Miflagoth:
Parteien in Israel
Die VorwahlenDie Parteichefs nach links:
Die Basis nach rechts
Es ist paradox, aber die Ergebnisse der
Vorwahlen zeigen, dass sich die Vorsitzenden der beiden großen
Parteien - immer relativ gesehen - nach links, ihre Parteien sich
jedoch nach rechts orientiert haben. Die Wahllisten zeigen, dass uns
die Kämpfe Sharon / Netanyahu und Ben-Eliezer / Mitzna noch lange
erhalten bleiben werden.
Bei den Vorwahlen in den beiden großen Parteien
steigerten sich die Mängel der beiden bisher angewandten Wahlsysteme
zu einem negativen Höhepunkt, analysiert Yael Gevirtz: "Statt dass
die Parteien gestärkt aus den Wahlen hervorgingen, wurden uns Kämpfe
auf Leben und Tod zwischen den jeweiligen Spitzenkandidaten -
Sharon-Netanyahu und Ben-Eliezer-Mitzna - geliefert.

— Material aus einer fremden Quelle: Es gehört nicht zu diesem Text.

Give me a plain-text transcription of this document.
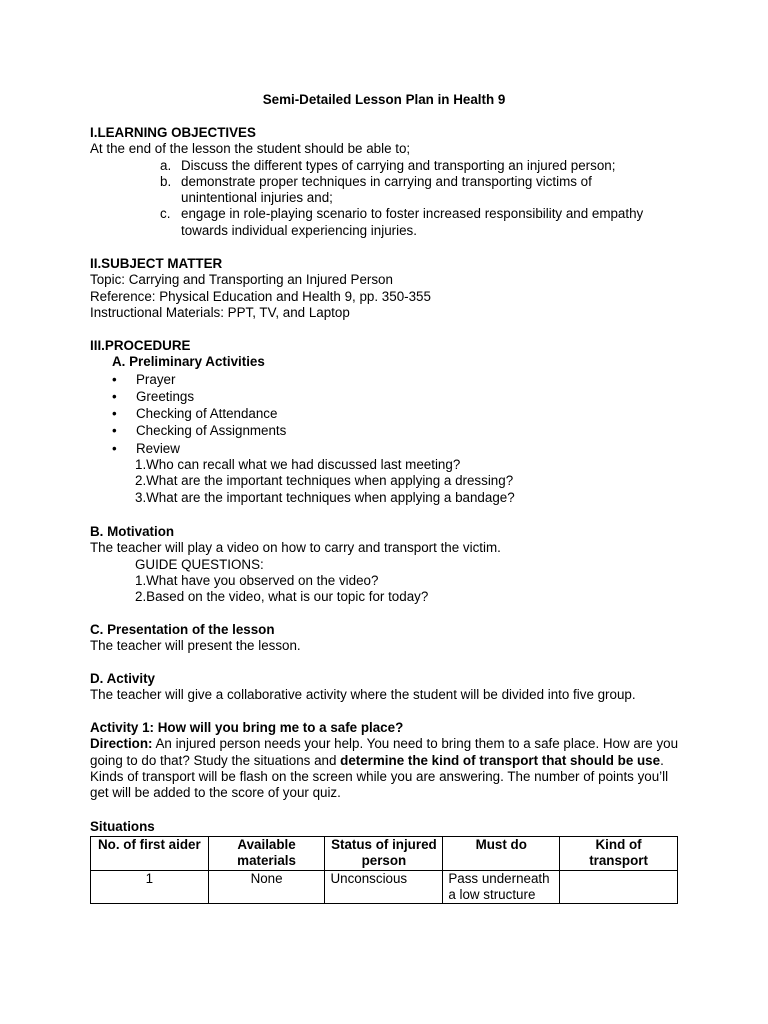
Semi-Detailed Lesson Plan in Health 9
I.LEARNING OBJECTIVES
At the end of the lesson the student should be able to;
a. Discuss the different types of carrying and transporting an injured person;
b. demonstrate proper techniques in carrying and transporting victims of unintentional injuries and;
c. engage in role-playing scenario to foster increased responsibility and empathy towards individual experiencing injuries.
II.SUBJECT MATTER
Topic: Carrying and Transporting an Injured Person
Reference: Physical Education and Health 9, pp. 350-355
Instructional Materials: PPT, TV, and Laptop
III.PROCEDURE
A. Preliminary Activities
•	Prayer
•	Greetings
•	Checking of Attendance
•	Checking of Assignments
•	Review
1.Who can recall what we had discussed last meeting?
2.What are the important techniques when applying a dressing?
3.What are the important techniques when applying a bandage?
B. Motivation
The teacher will play a video on how to carry and transport the victim.
GUIDE QUESTIONS:
1.What have you observed on the video?
2.Based on the video, what is our topic for today?
C. Presentation of the lesson
The teacher will present the lesson.
D. Activity
The teacher will give a collaborative activity where the student will be divided into five group.
Activity 1: How will you bring me to a safe place?
Direction: An injured person needs your help. You need to bring them to a safe place. How are you going to do that? Study the situations and determine the kind of transport that should be use. Kinds of transport will be flash on the screen while you are answering. The number of points you’ll get will be added to the score of your quiz.
Situations
No. of first aider	Available materials	Status of injured person	Must do	Kind of transport
1	None	Unconscious	Pass underneath a low structure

Statt Eignung
und Qualität gab es nur Abschusslisten. Ein solches System
produziert allenfalls ein Soufflé, das zusammenfällt, sobald es
erkaltet. Nach der Abschaffung der getrennten Wahlen für das
Parlament und das Amt des Ministerpräsidenten kann die gegenwärtige
Anomalie zu einem Marionettenregime führen, dessen Drähte von den
jeweiligen Machtblocks in den Parteien gezogen werden.

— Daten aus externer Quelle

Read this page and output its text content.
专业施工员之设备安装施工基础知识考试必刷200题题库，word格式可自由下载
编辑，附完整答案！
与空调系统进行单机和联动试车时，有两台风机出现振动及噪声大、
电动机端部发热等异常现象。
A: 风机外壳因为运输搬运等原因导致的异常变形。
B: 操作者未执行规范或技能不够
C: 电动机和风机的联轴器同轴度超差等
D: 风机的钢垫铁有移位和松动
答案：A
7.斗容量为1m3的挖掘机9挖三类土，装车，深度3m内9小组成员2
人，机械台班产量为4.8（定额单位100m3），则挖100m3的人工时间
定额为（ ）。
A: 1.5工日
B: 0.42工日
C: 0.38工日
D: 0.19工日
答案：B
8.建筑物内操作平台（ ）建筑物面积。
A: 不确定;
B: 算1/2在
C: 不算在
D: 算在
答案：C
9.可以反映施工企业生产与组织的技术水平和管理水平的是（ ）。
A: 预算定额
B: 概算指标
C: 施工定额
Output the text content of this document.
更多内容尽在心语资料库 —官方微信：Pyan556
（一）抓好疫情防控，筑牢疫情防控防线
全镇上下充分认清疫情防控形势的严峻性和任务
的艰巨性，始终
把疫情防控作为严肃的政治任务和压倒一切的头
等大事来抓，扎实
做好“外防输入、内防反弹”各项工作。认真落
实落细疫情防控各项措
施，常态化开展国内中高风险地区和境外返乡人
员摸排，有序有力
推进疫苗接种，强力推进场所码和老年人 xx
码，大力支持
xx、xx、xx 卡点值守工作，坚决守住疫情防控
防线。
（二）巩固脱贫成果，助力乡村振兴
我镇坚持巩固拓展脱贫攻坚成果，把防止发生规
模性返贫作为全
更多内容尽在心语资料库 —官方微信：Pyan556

Der Likud unter Sharon kann sich als Netanyahus Likud entpuppen, und
die Arbeitspartei unter Mitzna kann sich zu einer militanten Partei
à la Fuad mausern. Die Besiegten können zu Siegern werden, die
Sieger zu Verlierern, sodass die Wahlen sich als irrelevant
herausstellen. Hat man denn vergessen, dass hinter diesen internen
politischen Machtspielen eine Zivilgesellschaft in Gefahr steht, die
dringend eine Führung mit einem echten Mandat braucht? In einem
Staat, der sich auf Wunder verlässt, könnten wir nur noch beten,
dass das Endergebnis weniger grotesk sein wird als das, was ihm
vorausging."
In M'ariw spricht Chemi Shalev von der "Rache der
Verlierer": "Die Parteiführer vollführten einen Linksruck, doch die
Parteien einen Rechtsruck. Man könnte darin eine gesunden
Balanceeffekt des demokratischen Systems sehen, das den
Parteiführern Grenzen setzt. Andererseits geht es hier um einen
Überlebenskampf der Parteiapparate, Cliquen, Mafias und Funktionäre,
die mit Deals und Intrigen arbeiten. Alles in allem hat die Avoda
das bessere Geschäft gemacht. Der Rausschmiss von Yossi Beilin und
anderen erklärten Pazifisten wie Zeli Reshef und Yossi Katz wird
zwar den Zulauf der Meretz-Wähler stoppen, die sich schon in
Richtung auf Mitzna hinorientiert hatten, doch die Partei kann sich
jetzt mit neuen Kräften auf die Eroberung des legendären ‘Zentrums’
werfen, das angeblich ausschlaggebend sein soll. Beilin war zwar von
Ben-Eliezer als Volksfeind Nummer eins ganz oben auf die
Abschussliste gesetzt worden, doch seine Niederlage hängt mit den
politischen Entwicklungen zusammen und deutet darauf hin, dass auch
die Avoda sich vom Oslo-Abkommen losgesagt hat. Der
Avoda-Vorsitzende hat vielleicht eine Ideologie, doch ihren
Hauptideologen hat die Partei vor die Tür gesetzt".